G.G.: Una delle originalità del romanzo, il nulla era il mio confidente, mio fratello gemello, il mio alter ego, il detentore del principio di verità, sono i personaggi ridotti a maschere linguistiche, alter ego che ribadiscono l’unica realtà e l’unica trama di questa narrazione: l’ego dello scrittore: come sei riuscito a rendere polifonico l’io narrante?

A.Z.: Rendendolo viscoso e macroscopico: la scrittura aderisce alle cose e ai soggetti di cui parla e allo stesso tempo li ingrandisce funzionando da microscopio. È così che l’altro – financo la parola dell’altro – viene inglobato nell’io narrante che lo fruga e lo fagocita stando però ben attento a non nullificarlo, perché una volta assimilato e accomodato – per dirla alla Piaget – lo restituisce al lettore.

G.G.: Nel tuo romanzo la musica è assente, non c’è ascolto. Per lo meno questa è la mia impressione: che ci puoi dire al riguardo? È davvero così poco importante, nella tua scrittura, il sentire rispetto al pensare?

A.Z.: Il romanzo è programmaticamente cervellotico e cerebrale, il fulcro di tutto è la testa dolorante di Davide, niente arriva immediato, tutto non è altro che formazione mentale che s’impone o viene rievocata. Del resto la mente di Davide è ossessiva e le ossessioni si mangiano il mondo. Definirei questa tecnica – che è anche un’impostazione teorica – come ‘il primato dell’ossessione sul reale’.

G.G.: È percepibile, a volte a scapito dell’originalità autoriale, la rievocazione di autorità letterarie, fra le quali, Bolaño, l’immancabile: ci spieghi quali sono state le tue influenze, nell’ambito della letteratura, della filosofia, del cinema, nella stesura del romanzo?

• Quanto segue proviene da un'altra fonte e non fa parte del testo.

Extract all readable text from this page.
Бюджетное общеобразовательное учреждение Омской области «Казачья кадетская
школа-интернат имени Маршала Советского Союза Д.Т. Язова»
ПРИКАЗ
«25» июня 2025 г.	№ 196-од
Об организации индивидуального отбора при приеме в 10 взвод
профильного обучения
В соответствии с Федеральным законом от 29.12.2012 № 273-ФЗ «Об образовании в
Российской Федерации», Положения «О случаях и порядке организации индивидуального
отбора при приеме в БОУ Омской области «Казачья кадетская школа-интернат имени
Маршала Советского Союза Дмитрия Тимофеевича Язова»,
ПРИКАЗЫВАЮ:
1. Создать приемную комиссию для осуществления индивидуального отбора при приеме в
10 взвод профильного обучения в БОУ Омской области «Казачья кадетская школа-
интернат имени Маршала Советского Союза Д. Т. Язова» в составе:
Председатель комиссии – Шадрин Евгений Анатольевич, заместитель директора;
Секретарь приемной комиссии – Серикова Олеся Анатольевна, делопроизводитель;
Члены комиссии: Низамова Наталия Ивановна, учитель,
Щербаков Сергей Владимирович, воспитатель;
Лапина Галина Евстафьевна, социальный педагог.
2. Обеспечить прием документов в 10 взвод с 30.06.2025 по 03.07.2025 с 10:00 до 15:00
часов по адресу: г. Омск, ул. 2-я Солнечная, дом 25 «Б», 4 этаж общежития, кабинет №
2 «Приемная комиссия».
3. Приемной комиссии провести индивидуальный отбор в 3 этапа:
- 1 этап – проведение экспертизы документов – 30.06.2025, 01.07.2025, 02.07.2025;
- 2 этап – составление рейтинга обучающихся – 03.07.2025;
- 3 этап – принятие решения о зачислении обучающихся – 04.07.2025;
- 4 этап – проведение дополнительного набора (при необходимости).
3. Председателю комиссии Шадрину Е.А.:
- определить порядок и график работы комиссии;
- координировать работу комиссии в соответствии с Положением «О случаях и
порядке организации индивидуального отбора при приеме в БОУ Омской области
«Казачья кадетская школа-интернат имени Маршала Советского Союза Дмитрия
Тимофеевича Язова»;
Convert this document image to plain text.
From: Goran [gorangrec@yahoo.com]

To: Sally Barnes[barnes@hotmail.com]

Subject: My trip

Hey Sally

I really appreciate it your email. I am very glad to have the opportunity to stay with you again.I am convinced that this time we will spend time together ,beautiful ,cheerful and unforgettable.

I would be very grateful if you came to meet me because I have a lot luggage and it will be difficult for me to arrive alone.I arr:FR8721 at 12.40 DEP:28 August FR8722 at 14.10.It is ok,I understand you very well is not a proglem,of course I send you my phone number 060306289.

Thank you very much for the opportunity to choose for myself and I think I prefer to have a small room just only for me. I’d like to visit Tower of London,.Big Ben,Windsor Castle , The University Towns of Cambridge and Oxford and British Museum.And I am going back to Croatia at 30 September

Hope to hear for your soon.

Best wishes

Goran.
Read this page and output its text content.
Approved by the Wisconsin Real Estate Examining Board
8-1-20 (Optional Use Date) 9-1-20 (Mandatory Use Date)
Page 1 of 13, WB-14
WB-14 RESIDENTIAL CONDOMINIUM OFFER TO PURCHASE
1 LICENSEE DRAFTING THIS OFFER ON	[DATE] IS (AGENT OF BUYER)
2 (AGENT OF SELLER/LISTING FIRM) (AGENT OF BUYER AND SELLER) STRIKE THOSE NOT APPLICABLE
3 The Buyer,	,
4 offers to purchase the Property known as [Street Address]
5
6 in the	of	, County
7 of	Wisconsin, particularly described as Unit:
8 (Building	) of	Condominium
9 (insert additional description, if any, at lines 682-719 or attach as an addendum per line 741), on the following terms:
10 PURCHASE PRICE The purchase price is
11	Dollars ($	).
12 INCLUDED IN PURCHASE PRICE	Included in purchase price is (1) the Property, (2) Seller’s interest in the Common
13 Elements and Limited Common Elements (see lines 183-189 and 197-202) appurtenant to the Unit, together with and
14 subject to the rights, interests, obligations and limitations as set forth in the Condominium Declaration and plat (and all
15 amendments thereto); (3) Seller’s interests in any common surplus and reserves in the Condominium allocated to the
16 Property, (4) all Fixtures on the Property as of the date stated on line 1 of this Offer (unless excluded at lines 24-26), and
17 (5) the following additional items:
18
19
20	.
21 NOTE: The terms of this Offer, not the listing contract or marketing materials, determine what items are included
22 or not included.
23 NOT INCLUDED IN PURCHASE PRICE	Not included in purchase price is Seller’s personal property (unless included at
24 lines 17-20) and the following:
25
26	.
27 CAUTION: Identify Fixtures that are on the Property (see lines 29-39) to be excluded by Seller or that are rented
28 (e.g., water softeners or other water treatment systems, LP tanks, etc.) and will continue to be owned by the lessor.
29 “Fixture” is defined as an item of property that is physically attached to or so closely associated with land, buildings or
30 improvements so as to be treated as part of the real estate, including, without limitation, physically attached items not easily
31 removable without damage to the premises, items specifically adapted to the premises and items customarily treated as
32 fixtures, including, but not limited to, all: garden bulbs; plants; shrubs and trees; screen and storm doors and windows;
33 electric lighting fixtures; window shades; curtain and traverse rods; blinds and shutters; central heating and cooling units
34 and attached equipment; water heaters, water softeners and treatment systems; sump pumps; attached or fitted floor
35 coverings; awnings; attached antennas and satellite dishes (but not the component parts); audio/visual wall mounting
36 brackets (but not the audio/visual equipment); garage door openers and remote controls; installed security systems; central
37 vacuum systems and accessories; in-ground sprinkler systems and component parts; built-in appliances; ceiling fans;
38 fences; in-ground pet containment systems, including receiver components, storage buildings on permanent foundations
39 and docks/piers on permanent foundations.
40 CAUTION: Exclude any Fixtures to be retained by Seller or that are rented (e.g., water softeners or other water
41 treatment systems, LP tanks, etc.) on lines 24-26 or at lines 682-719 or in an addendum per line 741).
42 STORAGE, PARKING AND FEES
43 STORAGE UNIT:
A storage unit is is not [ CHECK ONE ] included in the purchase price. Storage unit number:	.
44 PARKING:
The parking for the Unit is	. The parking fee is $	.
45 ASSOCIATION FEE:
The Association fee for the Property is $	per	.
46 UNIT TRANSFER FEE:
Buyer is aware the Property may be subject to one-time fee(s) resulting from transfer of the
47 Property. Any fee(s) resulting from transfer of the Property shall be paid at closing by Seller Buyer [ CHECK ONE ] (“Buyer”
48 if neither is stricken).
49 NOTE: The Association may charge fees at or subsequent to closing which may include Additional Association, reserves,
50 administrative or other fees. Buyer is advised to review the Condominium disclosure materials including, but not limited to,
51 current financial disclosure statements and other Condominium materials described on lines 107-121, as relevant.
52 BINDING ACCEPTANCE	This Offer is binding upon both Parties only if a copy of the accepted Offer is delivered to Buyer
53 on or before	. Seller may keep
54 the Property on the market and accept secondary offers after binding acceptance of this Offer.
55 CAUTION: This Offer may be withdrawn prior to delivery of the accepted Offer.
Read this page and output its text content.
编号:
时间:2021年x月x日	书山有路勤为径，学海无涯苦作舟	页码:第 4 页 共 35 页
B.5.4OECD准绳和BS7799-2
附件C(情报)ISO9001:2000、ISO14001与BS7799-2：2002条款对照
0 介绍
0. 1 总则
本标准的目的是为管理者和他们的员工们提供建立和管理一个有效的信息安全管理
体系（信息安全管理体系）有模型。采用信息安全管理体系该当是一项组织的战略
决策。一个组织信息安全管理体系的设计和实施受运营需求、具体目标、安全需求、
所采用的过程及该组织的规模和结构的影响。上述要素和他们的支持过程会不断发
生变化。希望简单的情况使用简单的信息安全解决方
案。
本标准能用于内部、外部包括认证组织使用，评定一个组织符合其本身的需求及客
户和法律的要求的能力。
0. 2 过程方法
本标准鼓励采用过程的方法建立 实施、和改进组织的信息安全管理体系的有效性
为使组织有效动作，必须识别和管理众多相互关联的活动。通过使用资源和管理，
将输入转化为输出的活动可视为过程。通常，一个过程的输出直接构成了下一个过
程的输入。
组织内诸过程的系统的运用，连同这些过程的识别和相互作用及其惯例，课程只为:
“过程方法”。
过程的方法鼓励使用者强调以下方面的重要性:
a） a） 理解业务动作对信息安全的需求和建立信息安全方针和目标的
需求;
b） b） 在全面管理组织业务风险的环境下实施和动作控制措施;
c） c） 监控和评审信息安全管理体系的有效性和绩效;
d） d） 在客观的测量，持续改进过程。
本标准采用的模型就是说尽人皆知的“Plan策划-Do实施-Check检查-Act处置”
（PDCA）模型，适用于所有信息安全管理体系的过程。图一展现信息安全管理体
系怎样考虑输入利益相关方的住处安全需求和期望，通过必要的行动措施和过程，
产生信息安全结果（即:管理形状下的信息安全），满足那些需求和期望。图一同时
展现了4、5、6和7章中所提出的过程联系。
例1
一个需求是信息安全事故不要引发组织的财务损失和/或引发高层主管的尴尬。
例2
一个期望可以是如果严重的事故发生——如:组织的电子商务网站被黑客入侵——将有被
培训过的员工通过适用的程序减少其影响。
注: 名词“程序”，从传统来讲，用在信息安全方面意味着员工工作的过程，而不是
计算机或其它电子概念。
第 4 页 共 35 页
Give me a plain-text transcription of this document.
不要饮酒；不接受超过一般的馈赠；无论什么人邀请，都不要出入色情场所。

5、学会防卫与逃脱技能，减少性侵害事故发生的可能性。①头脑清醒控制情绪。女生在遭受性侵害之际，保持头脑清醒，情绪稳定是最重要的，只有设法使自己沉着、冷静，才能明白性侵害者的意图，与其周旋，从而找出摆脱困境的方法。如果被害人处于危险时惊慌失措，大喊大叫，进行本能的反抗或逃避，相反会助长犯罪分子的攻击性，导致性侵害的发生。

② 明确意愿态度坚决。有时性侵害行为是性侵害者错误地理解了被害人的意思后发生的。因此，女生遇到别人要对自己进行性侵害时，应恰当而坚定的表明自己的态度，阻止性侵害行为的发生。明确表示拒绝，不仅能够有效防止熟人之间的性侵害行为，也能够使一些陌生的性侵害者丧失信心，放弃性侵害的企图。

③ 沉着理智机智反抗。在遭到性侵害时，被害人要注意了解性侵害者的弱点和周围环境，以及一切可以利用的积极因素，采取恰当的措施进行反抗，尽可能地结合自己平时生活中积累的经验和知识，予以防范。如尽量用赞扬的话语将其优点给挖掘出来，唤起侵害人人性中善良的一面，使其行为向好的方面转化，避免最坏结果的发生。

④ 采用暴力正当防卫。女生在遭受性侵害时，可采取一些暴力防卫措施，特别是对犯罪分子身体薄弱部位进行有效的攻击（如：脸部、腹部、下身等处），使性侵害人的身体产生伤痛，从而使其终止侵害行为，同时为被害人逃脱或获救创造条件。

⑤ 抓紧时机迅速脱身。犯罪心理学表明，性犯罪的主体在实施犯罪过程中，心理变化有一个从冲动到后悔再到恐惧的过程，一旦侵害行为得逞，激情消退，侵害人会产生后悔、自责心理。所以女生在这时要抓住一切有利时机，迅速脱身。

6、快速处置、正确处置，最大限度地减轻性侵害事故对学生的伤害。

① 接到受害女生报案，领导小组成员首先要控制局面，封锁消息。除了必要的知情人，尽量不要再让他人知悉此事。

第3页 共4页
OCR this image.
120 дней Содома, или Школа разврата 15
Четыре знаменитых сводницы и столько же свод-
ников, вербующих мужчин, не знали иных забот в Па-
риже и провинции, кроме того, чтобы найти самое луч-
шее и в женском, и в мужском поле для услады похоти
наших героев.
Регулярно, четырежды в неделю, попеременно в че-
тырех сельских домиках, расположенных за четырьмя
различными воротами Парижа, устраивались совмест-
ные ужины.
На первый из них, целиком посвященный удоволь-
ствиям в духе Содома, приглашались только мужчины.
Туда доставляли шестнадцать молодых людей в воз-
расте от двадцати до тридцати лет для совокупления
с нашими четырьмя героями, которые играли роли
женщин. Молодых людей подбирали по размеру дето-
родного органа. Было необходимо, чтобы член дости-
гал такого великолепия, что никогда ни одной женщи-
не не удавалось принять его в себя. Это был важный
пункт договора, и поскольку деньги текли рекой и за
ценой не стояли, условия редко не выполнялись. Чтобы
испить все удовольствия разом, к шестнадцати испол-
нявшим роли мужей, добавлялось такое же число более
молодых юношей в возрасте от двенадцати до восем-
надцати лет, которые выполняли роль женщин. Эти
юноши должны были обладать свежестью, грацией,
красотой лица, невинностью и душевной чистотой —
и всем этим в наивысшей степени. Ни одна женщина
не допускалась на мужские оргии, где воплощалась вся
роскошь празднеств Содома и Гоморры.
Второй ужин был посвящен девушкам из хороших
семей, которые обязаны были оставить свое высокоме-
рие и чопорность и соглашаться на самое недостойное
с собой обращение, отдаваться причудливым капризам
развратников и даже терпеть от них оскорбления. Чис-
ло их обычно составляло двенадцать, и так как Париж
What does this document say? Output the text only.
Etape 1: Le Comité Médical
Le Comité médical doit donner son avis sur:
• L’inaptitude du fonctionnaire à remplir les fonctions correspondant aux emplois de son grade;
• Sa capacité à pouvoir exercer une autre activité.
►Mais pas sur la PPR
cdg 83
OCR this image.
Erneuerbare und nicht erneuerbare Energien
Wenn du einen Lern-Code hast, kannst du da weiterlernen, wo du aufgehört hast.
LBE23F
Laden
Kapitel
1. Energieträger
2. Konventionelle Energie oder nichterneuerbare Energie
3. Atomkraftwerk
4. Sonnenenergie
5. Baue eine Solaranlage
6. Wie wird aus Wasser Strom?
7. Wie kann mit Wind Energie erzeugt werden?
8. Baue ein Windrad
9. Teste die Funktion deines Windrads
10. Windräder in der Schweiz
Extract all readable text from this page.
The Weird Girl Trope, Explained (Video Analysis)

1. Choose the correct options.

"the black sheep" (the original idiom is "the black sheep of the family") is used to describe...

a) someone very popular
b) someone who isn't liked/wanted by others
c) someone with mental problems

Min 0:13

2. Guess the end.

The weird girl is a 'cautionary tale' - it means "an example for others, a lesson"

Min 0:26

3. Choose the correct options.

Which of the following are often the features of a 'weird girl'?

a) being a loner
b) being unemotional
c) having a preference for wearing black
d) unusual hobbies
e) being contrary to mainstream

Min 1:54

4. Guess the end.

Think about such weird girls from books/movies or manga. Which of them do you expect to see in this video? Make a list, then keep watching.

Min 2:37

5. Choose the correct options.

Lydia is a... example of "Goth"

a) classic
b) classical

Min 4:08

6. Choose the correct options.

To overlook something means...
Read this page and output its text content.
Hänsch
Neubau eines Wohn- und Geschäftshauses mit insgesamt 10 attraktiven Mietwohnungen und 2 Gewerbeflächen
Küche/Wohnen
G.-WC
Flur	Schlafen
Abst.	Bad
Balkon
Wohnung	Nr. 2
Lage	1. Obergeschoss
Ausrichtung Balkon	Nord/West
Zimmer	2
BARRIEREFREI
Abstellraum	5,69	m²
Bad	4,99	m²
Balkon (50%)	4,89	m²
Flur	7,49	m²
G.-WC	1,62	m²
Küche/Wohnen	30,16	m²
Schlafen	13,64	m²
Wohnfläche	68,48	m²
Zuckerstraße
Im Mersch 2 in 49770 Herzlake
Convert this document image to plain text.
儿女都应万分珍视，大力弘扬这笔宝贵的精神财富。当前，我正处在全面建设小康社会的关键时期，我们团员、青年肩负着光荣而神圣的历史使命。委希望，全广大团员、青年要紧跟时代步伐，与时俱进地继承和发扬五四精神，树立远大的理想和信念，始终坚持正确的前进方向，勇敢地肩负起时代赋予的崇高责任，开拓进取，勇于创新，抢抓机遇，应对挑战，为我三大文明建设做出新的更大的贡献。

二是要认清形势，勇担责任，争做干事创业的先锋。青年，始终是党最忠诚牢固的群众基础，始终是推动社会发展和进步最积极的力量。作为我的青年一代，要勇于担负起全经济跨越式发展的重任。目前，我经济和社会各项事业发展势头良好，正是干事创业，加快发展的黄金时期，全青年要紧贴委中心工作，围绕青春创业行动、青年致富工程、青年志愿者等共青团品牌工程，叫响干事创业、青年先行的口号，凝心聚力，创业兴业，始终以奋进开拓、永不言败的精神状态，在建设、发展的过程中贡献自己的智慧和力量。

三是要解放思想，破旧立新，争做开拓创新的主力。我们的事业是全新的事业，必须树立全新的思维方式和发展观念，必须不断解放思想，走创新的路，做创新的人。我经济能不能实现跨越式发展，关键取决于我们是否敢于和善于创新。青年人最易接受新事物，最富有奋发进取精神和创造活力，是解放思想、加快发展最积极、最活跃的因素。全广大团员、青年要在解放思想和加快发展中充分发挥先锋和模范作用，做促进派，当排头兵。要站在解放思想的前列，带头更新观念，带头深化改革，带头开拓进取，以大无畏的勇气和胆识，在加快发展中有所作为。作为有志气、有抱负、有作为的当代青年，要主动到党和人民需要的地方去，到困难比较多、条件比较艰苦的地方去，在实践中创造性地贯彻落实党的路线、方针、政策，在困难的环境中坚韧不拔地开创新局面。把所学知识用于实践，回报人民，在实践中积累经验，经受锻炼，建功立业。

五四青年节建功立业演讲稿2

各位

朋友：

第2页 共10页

A.Z.: Nel cinema: Fellini, Bergman e Malik. Nella filosofia: Nietzsche, Schopenhauer e Jung. Nella letteratura: Bolaño, Schwob, Rabelais, Mann, Dostoevskij, Roth.

G.G.: Nel tuo romanzo, nell’eccesso di citazioni di cui personalmente, come lettore, non sentivo il bisogno e la necessità, la voce narrante riesce a sbrogliarsi egregiamente dal godimento dell’Altro e a dire il suo desiderio: come hai amalgamato il dato del culto memorialistico, il riferimento ossessivo, a volte magistralmente fastidioso, alle tue autorità, con l’elemento più singolare del tuo scrivere, il tuo incedere poetico, originalissimo?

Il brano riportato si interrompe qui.